Rollback Strategies
Every deployment needs a rollback plan. The right rollback strategy depends on your deployment method, database state, and the severity of the issue. This guide covers the major rollback approaches and when to use each.
Immediate Rollback (Kubernetes)
Kubernetes retains previous ReplicaSets (controlled by revisionHistoryLimit). Rolling back is a single command that switches the Deployment to use the previous ReplicaSet's pod template.
How it works
The rollback command updates the Deployment's pod template spec to match a previous revision. Kubernetes then performs a rolling update from the current (bad) version to the previous (known-good) version using the same maxSurge/maxUnavailable settings.
Rollback time
Depends on replica count and rolling update settings. For a 10-replica deployment with default settings, expect 2-5 minutes for full rollback. If speed is critical, temporarily set maxUnavailable to a higher value.
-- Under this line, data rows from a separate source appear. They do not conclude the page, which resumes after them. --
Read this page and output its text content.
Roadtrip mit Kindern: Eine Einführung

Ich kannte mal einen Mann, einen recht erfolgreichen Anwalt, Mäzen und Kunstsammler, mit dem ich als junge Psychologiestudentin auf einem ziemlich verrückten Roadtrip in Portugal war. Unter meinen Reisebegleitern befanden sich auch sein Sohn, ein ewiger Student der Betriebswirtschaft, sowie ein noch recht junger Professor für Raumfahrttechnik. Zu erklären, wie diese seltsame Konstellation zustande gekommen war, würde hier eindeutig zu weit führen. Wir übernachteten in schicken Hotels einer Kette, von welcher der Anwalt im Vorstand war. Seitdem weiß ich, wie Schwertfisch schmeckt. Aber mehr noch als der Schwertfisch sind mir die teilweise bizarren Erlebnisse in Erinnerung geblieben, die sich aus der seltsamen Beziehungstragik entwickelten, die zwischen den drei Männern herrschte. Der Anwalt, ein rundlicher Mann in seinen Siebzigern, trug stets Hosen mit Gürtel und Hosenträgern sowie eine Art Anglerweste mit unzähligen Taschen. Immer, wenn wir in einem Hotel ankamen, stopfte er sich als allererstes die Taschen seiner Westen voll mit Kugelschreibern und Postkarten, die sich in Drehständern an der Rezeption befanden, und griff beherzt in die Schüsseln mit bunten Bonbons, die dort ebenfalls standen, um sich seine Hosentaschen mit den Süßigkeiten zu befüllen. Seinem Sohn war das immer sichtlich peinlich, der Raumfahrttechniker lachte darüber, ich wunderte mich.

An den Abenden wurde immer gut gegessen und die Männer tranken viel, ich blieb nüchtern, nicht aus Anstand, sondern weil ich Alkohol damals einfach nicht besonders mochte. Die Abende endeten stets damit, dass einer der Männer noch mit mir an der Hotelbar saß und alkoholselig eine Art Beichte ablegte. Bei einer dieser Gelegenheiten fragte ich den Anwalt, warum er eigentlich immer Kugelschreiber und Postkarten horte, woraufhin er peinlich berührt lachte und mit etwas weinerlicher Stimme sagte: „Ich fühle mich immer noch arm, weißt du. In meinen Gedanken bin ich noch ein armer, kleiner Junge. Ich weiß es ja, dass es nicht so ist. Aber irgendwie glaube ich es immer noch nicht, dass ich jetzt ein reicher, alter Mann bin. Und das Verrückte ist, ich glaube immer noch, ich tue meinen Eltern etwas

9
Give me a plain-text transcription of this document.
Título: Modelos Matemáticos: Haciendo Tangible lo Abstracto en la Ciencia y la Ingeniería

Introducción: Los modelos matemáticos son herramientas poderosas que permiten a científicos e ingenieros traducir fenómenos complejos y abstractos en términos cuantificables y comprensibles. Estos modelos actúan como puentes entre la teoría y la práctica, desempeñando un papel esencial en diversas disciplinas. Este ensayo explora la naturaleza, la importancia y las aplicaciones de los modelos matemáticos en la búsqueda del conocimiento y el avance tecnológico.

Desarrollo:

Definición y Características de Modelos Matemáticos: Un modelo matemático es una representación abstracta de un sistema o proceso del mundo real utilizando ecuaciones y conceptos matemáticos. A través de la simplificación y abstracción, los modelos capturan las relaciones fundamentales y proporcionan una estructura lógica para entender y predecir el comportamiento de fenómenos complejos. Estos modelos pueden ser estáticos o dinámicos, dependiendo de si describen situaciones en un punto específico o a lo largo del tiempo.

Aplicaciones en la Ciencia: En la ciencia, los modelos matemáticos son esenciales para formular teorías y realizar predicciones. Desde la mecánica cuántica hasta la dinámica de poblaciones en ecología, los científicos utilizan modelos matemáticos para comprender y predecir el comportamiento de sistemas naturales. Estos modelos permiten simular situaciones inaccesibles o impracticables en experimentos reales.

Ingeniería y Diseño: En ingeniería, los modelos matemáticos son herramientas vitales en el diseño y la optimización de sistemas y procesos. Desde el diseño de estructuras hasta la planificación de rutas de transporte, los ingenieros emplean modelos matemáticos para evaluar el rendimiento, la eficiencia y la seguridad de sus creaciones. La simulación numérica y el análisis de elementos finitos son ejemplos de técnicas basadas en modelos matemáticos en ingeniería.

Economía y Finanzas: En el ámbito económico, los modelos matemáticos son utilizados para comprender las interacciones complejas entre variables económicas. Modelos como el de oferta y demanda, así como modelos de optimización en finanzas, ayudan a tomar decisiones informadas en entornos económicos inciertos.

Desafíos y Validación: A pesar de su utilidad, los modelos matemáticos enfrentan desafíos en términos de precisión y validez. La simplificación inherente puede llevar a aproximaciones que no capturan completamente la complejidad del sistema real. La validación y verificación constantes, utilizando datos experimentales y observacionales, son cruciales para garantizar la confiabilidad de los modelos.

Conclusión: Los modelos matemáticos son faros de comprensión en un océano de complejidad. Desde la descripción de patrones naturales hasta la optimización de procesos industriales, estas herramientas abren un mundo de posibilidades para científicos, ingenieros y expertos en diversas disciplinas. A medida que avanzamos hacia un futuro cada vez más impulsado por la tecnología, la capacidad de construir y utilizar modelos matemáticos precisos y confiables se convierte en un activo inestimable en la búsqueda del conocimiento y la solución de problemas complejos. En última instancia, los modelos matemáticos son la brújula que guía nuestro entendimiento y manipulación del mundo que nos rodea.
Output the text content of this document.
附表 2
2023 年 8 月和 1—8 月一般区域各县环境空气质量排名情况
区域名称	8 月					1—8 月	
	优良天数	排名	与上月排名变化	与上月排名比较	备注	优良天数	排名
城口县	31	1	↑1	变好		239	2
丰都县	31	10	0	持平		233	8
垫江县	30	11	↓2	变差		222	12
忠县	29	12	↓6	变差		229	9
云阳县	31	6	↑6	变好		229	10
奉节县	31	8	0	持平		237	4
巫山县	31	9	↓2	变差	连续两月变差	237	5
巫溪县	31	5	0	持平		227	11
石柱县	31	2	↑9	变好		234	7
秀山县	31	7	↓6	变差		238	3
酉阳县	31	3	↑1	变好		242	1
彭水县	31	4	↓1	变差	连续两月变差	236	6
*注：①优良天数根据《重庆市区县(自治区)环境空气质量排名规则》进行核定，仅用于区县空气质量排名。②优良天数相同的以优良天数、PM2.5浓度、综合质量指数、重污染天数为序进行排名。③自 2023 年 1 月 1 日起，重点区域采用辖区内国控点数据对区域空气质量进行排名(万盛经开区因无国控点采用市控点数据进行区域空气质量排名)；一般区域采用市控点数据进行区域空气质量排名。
Database Rollback Considerations
Application rollbacks are straightforward. Database rollbacks are not. Data written by the new version may not be compatible with the old version's schema expectations.
| Scenario | Rollback Approach | Risk |
|---|---|---|
| Additive-only migration (new column added) | Roll back application only. Leave new column in place. Old code ignores it. | Low |
| Column removed or renamed | Cannot roll back application without restoring the column. Requires a reverse migration. | High |
| Data format changed (e.g., JSON structure) | Old code may fail to parse new data. Need data transformation or dual-format support. | High |
| New data written by new version | Old code must handle unexpected data gracefully (unknown enum values, extra fields, new relationships). | Medium |
Key principle: Always design database migrations to be backward-compatible. If the old version of your application cannot function with the new schema, you do not have a safe rollback path.
Feature Flag Rollback
Feature flags provide the fastest rollback mechanism. No deployment, no pod replacement, no load balancer changes -- just toggle a flag.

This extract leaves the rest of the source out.